Conjuntamente com a capacidade e a funcionalidade, a espaciosidade é responsável pela caracterização e adequação de espaços e ambientes do habitar, sendo que a espaciosidade tem a ver, essencialmente, com a extensão e o desenvolvimento físico, enquanto a capacidade qualifica as extensões com determinadas bases de uso e a funcionalidade garante o sentido orgânico das acções exercidas nesse espaço e das suas relações com outros elementos e níveis do habitar.

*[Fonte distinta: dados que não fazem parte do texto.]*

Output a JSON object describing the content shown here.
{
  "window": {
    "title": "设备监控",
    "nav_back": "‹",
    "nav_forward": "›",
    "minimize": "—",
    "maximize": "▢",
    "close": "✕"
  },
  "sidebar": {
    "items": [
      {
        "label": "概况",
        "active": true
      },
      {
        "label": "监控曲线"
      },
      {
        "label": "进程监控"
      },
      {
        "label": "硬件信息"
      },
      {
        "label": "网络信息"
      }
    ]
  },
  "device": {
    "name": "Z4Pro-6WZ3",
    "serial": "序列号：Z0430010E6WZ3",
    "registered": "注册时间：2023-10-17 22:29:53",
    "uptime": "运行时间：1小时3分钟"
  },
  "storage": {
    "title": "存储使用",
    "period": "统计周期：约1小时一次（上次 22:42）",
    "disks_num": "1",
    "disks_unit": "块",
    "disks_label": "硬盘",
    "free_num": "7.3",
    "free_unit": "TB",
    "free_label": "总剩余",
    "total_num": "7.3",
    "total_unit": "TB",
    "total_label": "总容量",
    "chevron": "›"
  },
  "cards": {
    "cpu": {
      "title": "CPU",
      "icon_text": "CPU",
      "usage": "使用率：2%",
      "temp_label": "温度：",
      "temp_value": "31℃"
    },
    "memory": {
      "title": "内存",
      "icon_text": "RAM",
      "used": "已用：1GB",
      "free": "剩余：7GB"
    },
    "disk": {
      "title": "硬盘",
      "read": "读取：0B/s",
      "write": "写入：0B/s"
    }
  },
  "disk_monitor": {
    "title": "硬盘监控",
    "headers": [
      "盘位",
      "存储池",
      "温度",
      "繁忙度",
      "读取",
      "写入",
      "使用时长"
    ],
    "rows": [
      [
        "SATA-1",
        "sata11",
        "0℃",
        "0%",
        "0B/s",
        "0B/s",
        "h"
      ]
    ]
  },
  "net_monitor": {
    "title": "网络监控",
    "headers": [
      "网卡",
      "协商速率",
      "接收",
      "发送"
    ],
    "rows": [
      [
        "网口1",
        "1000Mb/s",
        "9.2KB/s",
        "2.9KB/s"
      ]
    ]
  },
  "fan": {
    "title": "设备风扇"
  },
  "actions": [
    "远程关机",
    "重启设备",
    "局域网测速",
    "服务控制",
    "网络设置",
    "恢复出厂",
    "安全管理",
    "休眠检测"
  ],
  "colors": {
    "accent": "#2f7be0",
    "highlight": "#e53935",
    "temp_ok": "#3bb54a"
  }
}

Introdução à espaciosidade arquitectónica residencial
A espaciosidade é uma daquela “matérias-primas” da Arquitectura, e, de certa forma tem a ver com a definição de condições básicas concretas sobre as quais se desenvolverá um determinado “partido”, uma solução específica, com características próprias nas quais entrarão as variadas facetas qualitativas que aqui estão a ser abordadas em diversos artigos desta série.

Mas a espaciosidade arquitectónica residencial tem de estar, ela própria, embebida por opções de fundo em termos do como viver melhor a cidade, a vizinhança, o edifício e a habitação, opções essas que proporcionem variadas formas de viver e a sua mutação, em espaços adaptáveis e receptivos a uma tal dinâmica, mas que não exagerem nessa “permissividade” espacial, transformando as soluções de habitar em sítios informes e incontrolados.

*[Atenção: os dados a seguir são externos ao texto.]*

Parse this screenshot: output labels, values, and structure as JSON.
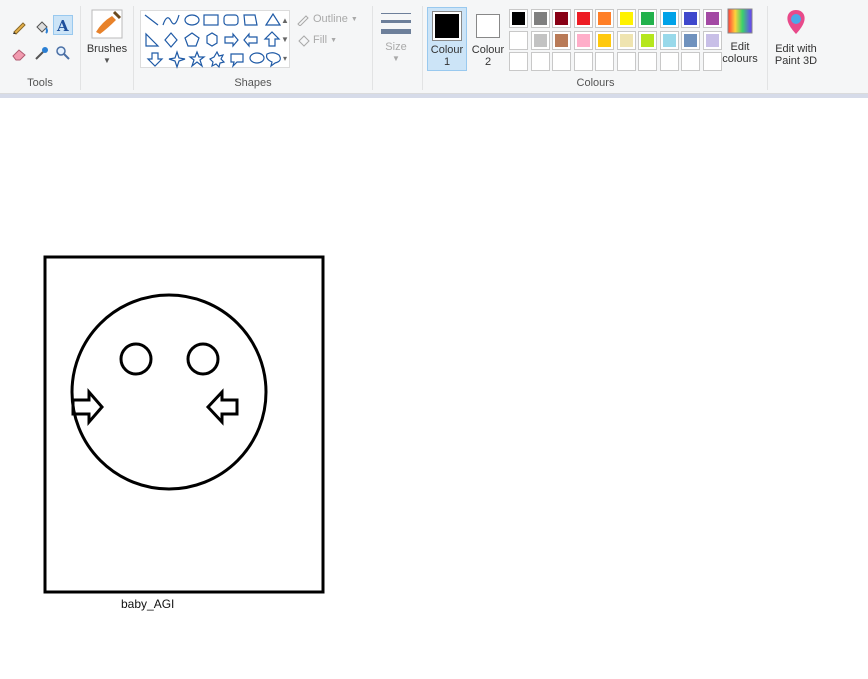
{
  "ribbon": {
    "groups": {
      "tools": "Tools",
      "shapes": "Shapes",
      "colours": "Colours"
    },
    "brushes_label": "Brushes",
    "outline_label": "Outline",
    "fill_label": "Fill",
    "size_label": "Size",
    "colour1_label_a": "Colour",
    "colour1_label_b": "1",
    "colour2_label_a": "Colour",
    "colour2_label_b": "2",
    "edit_colours_a": "Edit",
    "edit_colours_b": "colours",
    "paint3d_a": "Edit with",
    "paint3d_b": "Paint 3D",
    "colour1_value": "#000000",
    "colour2_value": "#ffffff",
    "palette_row1": [
      "#000000",
      "#7f7f7f",
      "#880015",
      "#ed1c24",
      "#ff7f27",
      "#fff200",
      "#22b14c",
      "#00a2e8",
      "#3f48cc",
      "#a349a4"
    ],
    "palette_row2": [
      "#ffffff",
      "#c3c3c3",
      "#b97a57",
      "#ffaec9",
      "#ffc90e",
      "#efe4b0",
      "#b5e61d",
      "#99d9ea",
      "#7092be",
      "#c8bfe7"
    ],
    "palette_row3": [
      "#ffffff",
      "#ffffff",
      "#ffffff",
      "#ffffff",
      "#ffffff",
      "#ffffff",
      "#ffffff",
      "#ffffff",
      "#ffffff",
      "#ffffff"
    ]
  },
  "canvas": {
    "caption": "baby_AGI"
  }
}
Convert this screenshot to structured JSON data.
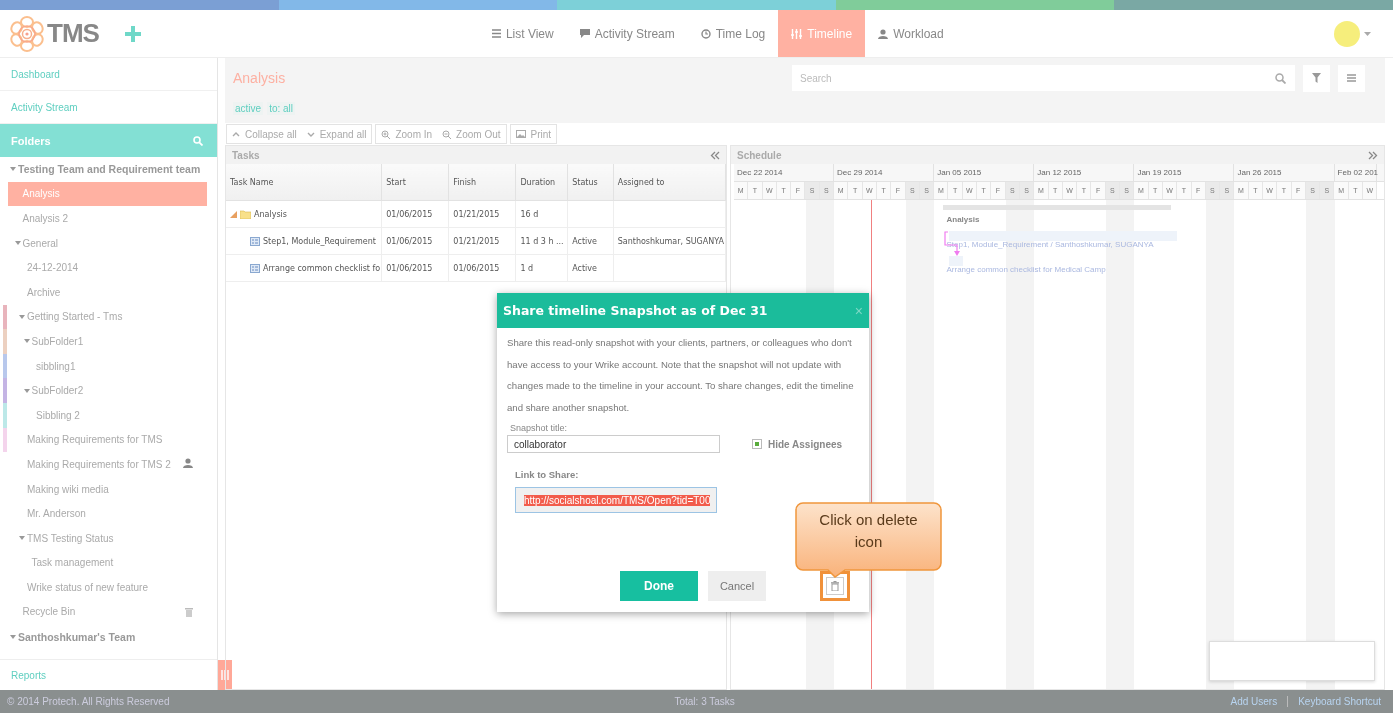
{
  "top_nav": {
    "logo": "TMS",
    "tabs": [
      {
        "label": "List View",
        "selected": false
      },
      {
        "label": "Activity Stream",
        "selected": false
      },
      {
        "label": "Time Log",
        "selected": false
      },
      {
        "label": "Timeline",
        "selected": true
      },
      {
        "label": "Workload",
        "selected": false
      }
    ]
  },
  "sidebar": {
    "links": [
      "Dashboard",
      "Activity Stream"
    ],
    "folders_title": "Folders",
    "tree": [
      {
        "label": "Testing Team and Requirement team",
        "kind": "team",
        "selected": false,
        "expanded": true,
        "children": [
          {
            "label": "Analysis",
            "kind": "folder",
            "selected": true
          },
          {
            "label": "Analysis 2",
            "kind": "folder",
            "selected": false
          },
          {
            "label": "General",
            "kind": "folder",
            "selected": false,
            "expanded": true,
            "children": [
              {
                "label": "24-12-2014",
                "kind": "folder",
                "selected": false
              },
              {
                "label": "Archive",
                "kind": "folder",
                "selected": false
              },
              {
                "label": "Getting Started - Tms",
                "kind": "folder",
                "selected": false,
                "expanded": true,
                "color": "#e8b4bc",
                "children": [
                  {
                    "label": "SubFolder1",
                    "kind": "folder",
                    "selected": false,
                    "expanded": true,
                    "color": "#ecd0c0",
                    "children": [
                      {
                        "label": "sibbling1",
                        "kind": "folder",
                        "selected": false,
                        "color": "#b8c8ec"
                      }
                    ]
                  },
                  {
                    "label": "SubFolder2",
                    "kind": "folder",
                    "selected": false,
                    "expanded": true,
                    "color": "#c4b4e4",
                    "children": [
                      {
                        "label": "Sibbling 2",
                        "kind": "folder",
                        "selected": false,
                        "color": "#bce8e8"
                      }
                    ]
                  }
                ]
              },
              {
                "label": "Making Requirements for TMS",
                "kind": "folder",
                "selected": false,
                "color": "#f4d4ec"
              },
              {
                "label": "Making Requirements for TMS 2",
                "kind": "shared",
                "selected": false
              },
              {
                "label": "Making wiki media",
                "kind": "folder",
                "selected": false
              },
              {
                "label": "Mr. Anderson",
                "kind": "folder",
                "selected": false
              },
              {
                "label": "TMS Testing Status",
                "kind": "folder",
                "selected": false,
                "expanded": true,
                "children": [
                  {
                    "label": "Task management",
                    "kind": "folder",
                    "selected": false
                  }
                ]
              },
              {
                "label": "Wrike status of new feature",
                "kind": "folder",
                "selected": false
              }
            ]
          },
          {
            "label": "Recycle Bin",
            "kind": "bin",
            "selected": false
          }
        ]
      },
      {
        "label": "Santhoshkumar's Team",
        "kind": "team",
        "selected": false,
        "expanded": true
      }
    ],
    "footer_link": "Reports"
  },
  "main": {
    "title": "Analysis",
    "search": {
      "placeholder": "Search"
    },
    "filters": [
      "active",
      "to: all"
    ],
    "toolbar": [
      {
        "label": "Collapse all"
      },
      {
        "label": "Expand all"
      },
      {
        "label": "Zoom In"
      },
      {
        "label": "Zoom Out"
      },
      {
        "label": "Print"
      }
    ],
    "tasks": {
      "title": "Tasks",
      "columns": [
        "Task Name",
        "Start",
        "Finish",
        "Duration",
        "Status",
        "Assigned to"
      ],
      "rows": [
        {
          "kind": "folder",
          "expanded": true,
          "cells": [
            "Analysis",
            "01/06/2015",
            "01/21/2015",
            "16 d",
            "",
            ""
          ]
        },
        {
          "kind": "task",
          "cells": [
            "Step1, Module_Requirement",
            "01/06/2015",
            "01/21/2015",
            "11 d 3 h ...",
            "Active",
            "Santhoshkumar, SUGANYA"
          ]
        },
        {
          "kind": "task",
          "cells": [
            "Arrange common checklist fo",
            "01/06/2015",
            "01/06/2015",
            "1 d",
            "Active",
            ""
          ]
        }
      ]
    },
    "schedule": {
      "title": "Schedule",
      "weeks": [
        {
          "label": "Dec 22 2014",
          "days": [
            "M",
            "T",
            "W",
            "T",
            "F",
            "S",
            "S"
          ]
        },
        {
          "label": "Dec 29 2014",
          "days": [
            "M",
            "T",
            "W",
            "T",
            "F",
            "S",
            "S"
          ]
        },
        {
          "label": "Jan 05 2015",
          "days": [
            "M",
            "T",
            "W",
            "T",
            "F",
            "S",
            "S"
          ]
        },
        {
          "label": "Jan 12 2015",
          "days": [
            "M",
            "T",
            "W",
            "T",
            "F",
            "S",
            "S"
          ]
        },
        {
          "label": "Jan 19 2015",
          "days": [
            "M",
            "T",
            "W",
            "T",
            "F",
            "S",
            "S"
          ]
        },
        {
          "label": "Jan 26 2015",
          "days": [
            "M",
            "T",
            "W",
            "T",
            "F",
            "S",
            "S"
          ]
        },
        {
          "label": "Feb 02 201",
          "days": [
            "M",
            "T",
            "W"
          ]
        }
      ],
      "bars": [
        {
          "kind": "summary",
          "label": "Analysis"
        },
        {
          "kind": "task",
          "label": "Step1, Module_Requirement / Santhoshkumar, SUGANYA"
        },
        {
          "kind": "task",
          "label": "Arrange common checklist for Medical Camp"
        }
      ]
    }
  },
  "dialog": {
    "title": "Share timeline Snapshot as of Dec 31",
    "close": "×",
    "text": "Share this read-only snapshot with your clients, partners, or colleagues who don't have access to your Wrike account.  Note that the snapshot will not update with changes made to the timeline in your account. To share changes, edit the timeline and share another snapshot.",
    "title_label": "Snapshot title:",
    "title_value": "collaborator",
    "hide_assignees": {
      "label": "Hide Assignees",
      "checked": true
    },
    "link_label": "Link to Share:",
    "link_value": "http://socialshoal.com/TMS/Open?tid=T00",
    "buttons": [
      "Done",
      "Cancel"
    ]
  },
  "callout": {
    "text": "Click on delete icon"
  },
  "footer": {
    "copyright": "© 2014 Protech. All Rights Reserved",
    "total": "Total: 3 Tasks",
    "links": [
      "Add Users",
      "Keyboard Shortcut"
    ]
  }
}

Passando, agora, a uma análise talvez mais técnica da espaciosidade arquitectónica residencial, importa referir que ela se refere, quer a uma real adequação espacial, que não seja insuficiente nem excessiva – isto, como veremos, mais ao nível urbano –, quer ao desenvolvimento de uma formalização espacial equilibrada e integrada de superfícies e elementos horizontais e verticais confinantes e formalizadores dos diversos ambientes espaciais ou com eles relacionados das mais diversas formas.

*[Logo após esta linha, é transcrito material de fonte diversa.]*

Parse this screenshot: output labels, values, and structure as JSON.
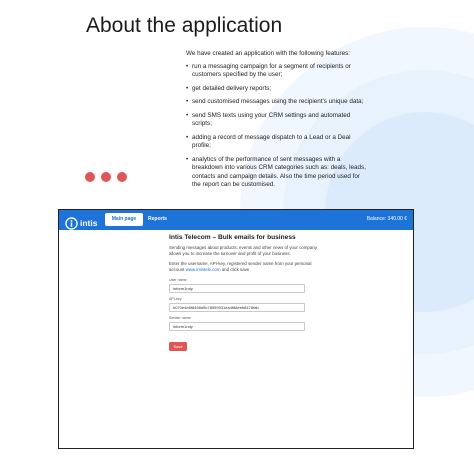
{
  "hero": {
    "title": "About the application",
    "intro": "We have created an application with the following features:",
    "features": [
      "run a messaging campaign for a segment of recipients or customers specified by the user;",
      "get detailed delivery reports;",
      "send customised messages using the recipient's unique data;",
      "send SMS texts using your CRM settings and automated scripts;",
      "adding a record of message dispatch  to a Lead or a Deal profile;",
      "analytics of the performance of sent messages with a breakdown into various CRM categories such as: deals, leads, contacts and campaign details. Also the time period used for the report can be customised."
    ]
  },
  "colors": {
    "accent": "#1e73d8",
    "dot": "#e05656",
    "circle": "#eaf3fd"
  },
  "app": {
    "logo_text": "intis",
    "logo_sub": "TELECOM",
    "tabs": {
      "main": "Main page",
      "reports": "Reports"
    },
    "balance": "Balance: 340.00 €",
    "title": "Intis Telecom – Bulk emails for business",
    "description": "Sending messages about products, events and other news of your company allows you to increase the turnover and profit of your business.",
    "hint_prefix": "Enter the username, API-key, registered sender name from your personal account ",
    "hint_link": "www.intistele.com",
    "hint_suffix": " and click save",
    "fields": {
      "username": {
        "label": "User name",
        "value": "inform1ndy"
      },
      "apikey": {
        "label": "API-key",
        "value": "b070e4e6f8498d9b78559931ea4f88eeb8478fab"
      },
      "sender": {
        "label": "Sender name",
        "value": "inform1ndy"
      }
    },
    "save_label": "Save"
  }
}
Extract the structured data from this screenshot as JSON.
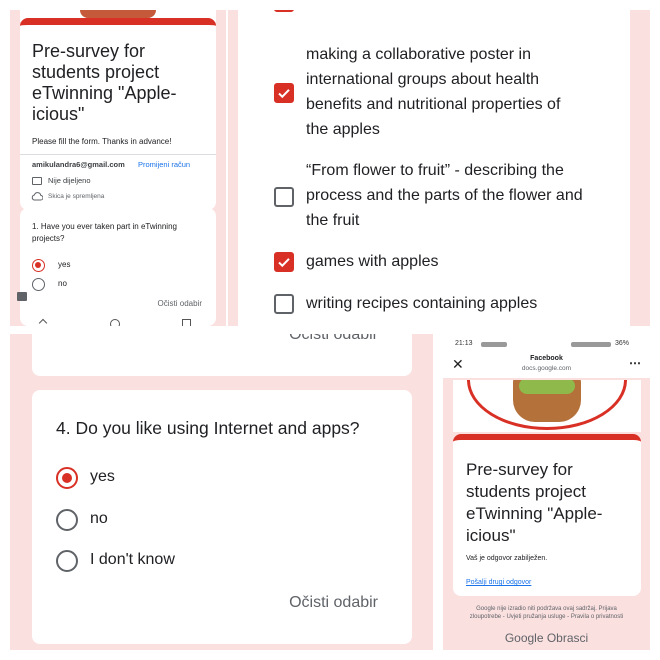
{
  "top_left": {
    "form_title": [
      "Pre-survey for",
      "students project",
      "eTwinning \"Apple-",
      "icious\""
    ],
    "description": "Please fill the form. Thanks in advance!",
    "account_email": "amikulandra6@gmail.com",
    "switch_account": "Promijeni račun",
    "not_shared": "Nije dijeljeno",
    "draft_saved": "Skica je spremljena",
    "question1": [
      "1. Have you ever taken part in eTwinning",
      "projects?"
    ],
    "options": [
      "yes",
      "no"
    ],
    "selected": "yes",
    "clear_selection": "Očisti odabir"
  },
  "top_right": {
    "options": [
      {
        "lines": [
          "making a collaborative poster in",
          "international groups about  health",
          "benefits and  nutritional properties of",
          "the apples"
        ],
        "checked": true
      },
      {
        "lines": [
          "“From flower to fruit” - describing the",
          "process and the parts of the flower and",
          "the fruit"
        ],
        "checked": false
      },
      {
        "lines": [
          "games with apples"
        ],
        "checked": true
      },
      {
        "lines": [
          "writing recipes containing apples"
        ],
        "checked": false
      }
    ]
  },
  "bottom_left": {
    "clear_selection_top": "Očisti odabir",
    "question4": "4. Do you like using Internet and apps?",
    "options": [
      "yes",
      "no",
      "I don't know"
    ],
    "selected": "yes",
    "clear_selection": "Očisti odabir"
  },
  "bottom_right": {
    "status_time": "21:13",
    "status_battery": "36%",
    "browser_app": "Facebook",
    "browser_url": "docs.google.com",
    "form_title": [
      "Pre-survey for",
      "students project",
      "eTwinning \"Apple-",
      "icious\""
    ],
    "response_recorded": "Vaš je odgovor zabilježen.",
    "submit_another": "Pošalji drugi odgovor",
    "footer_lines": [
      "Google nije izradio niti podržava ovaj sadržaj. Prijava",
      "zloupotrebe - Uvjeti pružanja usluge - Pravila o privatnosti"
    ],
    "google_logo": "Google Obrasci"
  },
  "colors": {
    "accent": "#d93025",
    "background": "#fbe0e0",
    "link": "#1a73e8"
  }
}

As questões da espaciosidade doméstica estão, desde sempre, associadas a recorrentes aspectos de áreas e dimensões mínimas ou recomendáveis, naturalmente numa relação privilegiada com as matérias da habitação “mínima” e de “interesse social”; mas há também trabalho a fazer numa conscienciosa programação de espaços e dimensões que proporcionem verdadeiras e expressivas capacidades de usos diversos, de adaptabilidade e de mútiplas apropriações, caso contrário o espaço “ a mais” será sempre um espaço muito pouco eficaz.

Quanto às questões da espaciosidade urbana elas devem estar, sistematicamente, associadas aos aspectos das áreas e, essencialmente, das dimensões mais adequadas, mas não “sobrantes”, mas esta é uma perspectiva sobre a qual há, ainda, muito trabalho a desenvolver, pois parece haver uma tendência para se considerar que o espaço urbano tem de ser tendencialmente muito desafogado, o que nem seria mau, se não se associasse, frequentemente, este desafogo a um deficiente “partido” de arquitectura urbana, e, tantas vezes, a uma muito deficiente pormenorização e a uma péssima gestão e manutenção; e o resultado de tais problemas deveriam ser evidentes para todos.

Aspectos estruturadores da espaciosidade arquitectónica residencial

Há três grande facetas/perfis mutuamente associados, de uma espaciosidade arquitectónica residencial:

- a espaciosidade física;
- a espaciosidade psicológica;
- e a espaciosidade social – de adequação ao uso e de incentivo geral ao uso.

A espaciosidade arquitectónica residencial “trabalha” com limiares de percepção visual do espaço e com um leque amplo de relações diversificadas, associadas a: comunicabilidade/relação, ergonomia, construção/acabamento, estrutura global do espaço e sua regulação, e definição “última” de “espaços não comprimíveis”.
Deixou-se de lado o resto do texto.